1. Field of the Invention
Embodiments of the present invention relate to computer system memory, in particular the management of cache memory.
2. Related Art
With direct memory access (DMA), an input/output (I/O) system can issue read requests and writes directly to main memory without passing through the central processing unit (CPU). However, if the I/O system uses DMA to write to main memory, and changes data cached previously by the CPU, then the CPU will not receive the new data unless the CPU fetches the data from main memory. Also, for DMA reads, the CPU cache may contain more recent data than main memory, and so the I/O system will not receive the new data unless it reads the cache instead of main memory. Multiprocessor systems, particularly systems referred to as shared-memory simultaneous multiprocessor (SMP) architectures, have to deal with similar types of scenarios. The MESI (Modified, Exclusive, Shared, Invalid) protocol is a popular cache consistency (coherency) protocol that addresses these issues. A modification of the MESI protocol is the MOESI (Modified, Owned, Exclusive, Shared, Invalid) protocol. These protocols are known in the art.
Constraints are also applied to memory operations to prevent processors and DMA systems from reordering memory operations at will. If, for example, each processor could reorder memory operations for optimization, code sequences that work on a single processor would not work on multiprocessor systems. One type of constraint can be referred to as sequential consistency. With sequential consistency, the legal orders of memory operations are those that are indistinguishable from strict interleaving of the operations from each thread of control. For example, for two threads, the operations of one thread can be interleaved with those of the other thread, but the order of operations within each thread is preserved.
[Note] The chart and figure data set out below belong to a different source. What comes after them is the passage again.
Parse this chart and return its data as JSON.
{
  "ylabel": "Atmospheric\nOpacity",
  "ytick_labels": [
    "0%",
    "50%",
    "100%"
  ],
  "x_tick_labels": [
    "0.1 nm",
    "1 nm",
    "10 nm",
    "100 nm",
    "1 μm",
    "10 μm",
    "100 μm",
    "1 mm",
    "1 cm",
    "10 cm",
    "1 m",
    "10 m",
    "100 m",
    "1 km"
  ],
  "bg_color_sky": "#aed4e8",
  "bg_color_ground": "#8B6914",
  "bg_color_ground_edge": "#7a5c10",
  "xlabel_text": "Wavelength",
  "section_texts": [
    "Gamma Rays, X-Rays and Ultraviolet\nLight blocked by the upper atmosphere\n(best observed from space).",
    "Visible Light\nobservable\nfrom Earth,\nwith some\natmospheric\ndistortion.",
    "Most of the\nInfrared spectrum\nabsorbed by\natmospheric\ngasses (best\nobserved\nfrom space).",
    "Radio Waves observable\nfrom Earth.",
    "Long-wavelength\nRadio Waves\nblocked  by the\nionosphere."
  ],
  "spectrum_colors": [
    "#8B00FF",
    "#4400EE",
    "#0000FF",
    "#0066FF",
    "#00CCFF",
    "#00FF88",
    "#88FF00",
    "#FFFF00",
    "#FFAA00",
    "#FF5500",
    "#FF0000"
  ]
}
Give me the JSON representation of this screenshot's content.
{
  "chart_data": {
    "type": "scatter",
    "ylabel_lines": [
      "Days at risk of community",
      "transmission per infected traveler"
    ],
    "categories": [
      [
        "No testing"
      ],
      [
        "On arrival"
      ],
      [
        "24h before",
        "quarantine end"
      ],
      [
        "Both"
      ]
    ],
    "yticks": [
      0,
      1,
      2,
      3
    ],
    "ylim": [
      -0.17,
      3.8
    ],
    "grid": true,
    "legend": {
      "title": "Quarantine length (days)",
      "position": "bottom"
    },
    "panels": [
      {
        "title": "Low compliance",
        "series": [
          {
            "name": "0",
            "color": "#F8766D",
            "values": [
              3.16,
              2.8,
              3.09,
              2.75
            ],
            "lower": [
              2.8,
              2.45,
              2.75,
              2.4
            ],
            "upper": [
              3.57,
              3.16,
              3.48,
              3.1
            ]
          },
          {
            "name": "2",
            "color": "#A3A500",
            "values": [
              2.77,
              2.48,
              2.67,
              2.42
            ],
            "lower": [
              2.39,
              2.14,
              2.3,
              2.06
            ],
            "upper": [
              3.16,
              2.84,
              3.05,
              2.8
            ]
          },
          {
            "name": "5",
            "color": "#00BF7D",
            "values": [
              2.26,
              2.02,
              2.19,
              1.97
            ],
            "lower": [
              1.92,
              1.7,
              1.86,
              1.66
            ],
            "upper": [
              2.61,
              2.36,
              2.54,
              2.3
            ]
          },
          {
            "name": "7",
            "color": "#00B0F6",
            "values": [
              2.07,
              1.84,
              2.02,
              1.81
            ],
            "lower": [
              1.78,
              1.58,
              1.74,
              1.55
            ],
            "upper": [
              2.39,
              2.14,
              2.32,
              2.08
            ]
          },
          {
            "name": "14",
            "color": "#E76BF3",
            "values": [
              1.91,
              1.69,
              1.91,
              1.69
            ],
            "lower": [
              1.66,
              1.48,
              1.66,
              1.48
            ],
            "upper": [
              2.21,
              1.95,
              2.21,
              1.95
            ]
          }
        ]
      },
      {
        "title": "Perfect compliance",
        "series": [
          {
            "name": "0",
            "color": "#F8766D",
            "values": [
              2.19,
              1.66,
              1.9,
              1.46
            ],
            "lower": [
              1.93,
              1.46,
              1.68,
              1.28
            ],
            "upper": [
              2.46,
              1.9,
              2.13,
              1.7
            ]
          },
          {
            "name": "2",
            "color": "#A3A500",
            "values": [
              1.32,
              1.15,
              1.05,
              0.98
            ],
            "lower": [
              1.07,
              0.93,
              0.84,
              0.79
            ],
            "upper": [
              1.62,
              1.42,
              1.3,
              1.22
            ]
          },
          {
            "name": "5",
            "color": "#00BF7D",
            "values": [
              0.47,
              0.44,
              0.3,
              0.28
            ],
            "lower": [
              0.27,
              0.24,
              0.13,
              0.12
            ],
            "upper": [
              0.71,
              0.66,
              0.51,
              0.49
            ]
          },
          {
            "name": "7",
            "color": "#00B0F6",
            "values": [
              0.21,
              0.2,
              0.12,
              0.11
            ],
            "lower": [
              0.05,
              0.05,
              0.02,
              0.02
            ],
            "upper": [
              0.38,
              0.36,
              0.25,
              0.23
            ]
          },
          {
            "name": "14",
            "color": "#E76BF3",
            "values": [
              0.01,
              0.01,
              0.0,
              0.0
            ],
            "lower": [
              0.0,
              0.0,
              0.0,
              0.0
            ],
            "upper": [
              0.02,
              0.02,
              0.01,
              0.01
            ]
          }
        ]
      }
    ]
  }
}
There are different classes of high-level processor architectures with regard to operation reordering, optimization and speculation. One such class can be referred to as a lumped in-order architecture, and another such class as a lumped out-of-order architecture. With lumped in-order architectures, instructions are lumped into instruction groups that can be committed and rolled back atomically. Different instruction groups are committed sequentially and in order, but within an instruction group, arbitrary reordering and optimization can occur. Full speculation is possible within an instruction group, but speculation, reordering and optimization across instruction groups is limited. With lumped out-of-order architectures, instructions are lumped into instruction groups that can be committed and rolled back atomically. Different groups can execute out of order but are committed in order.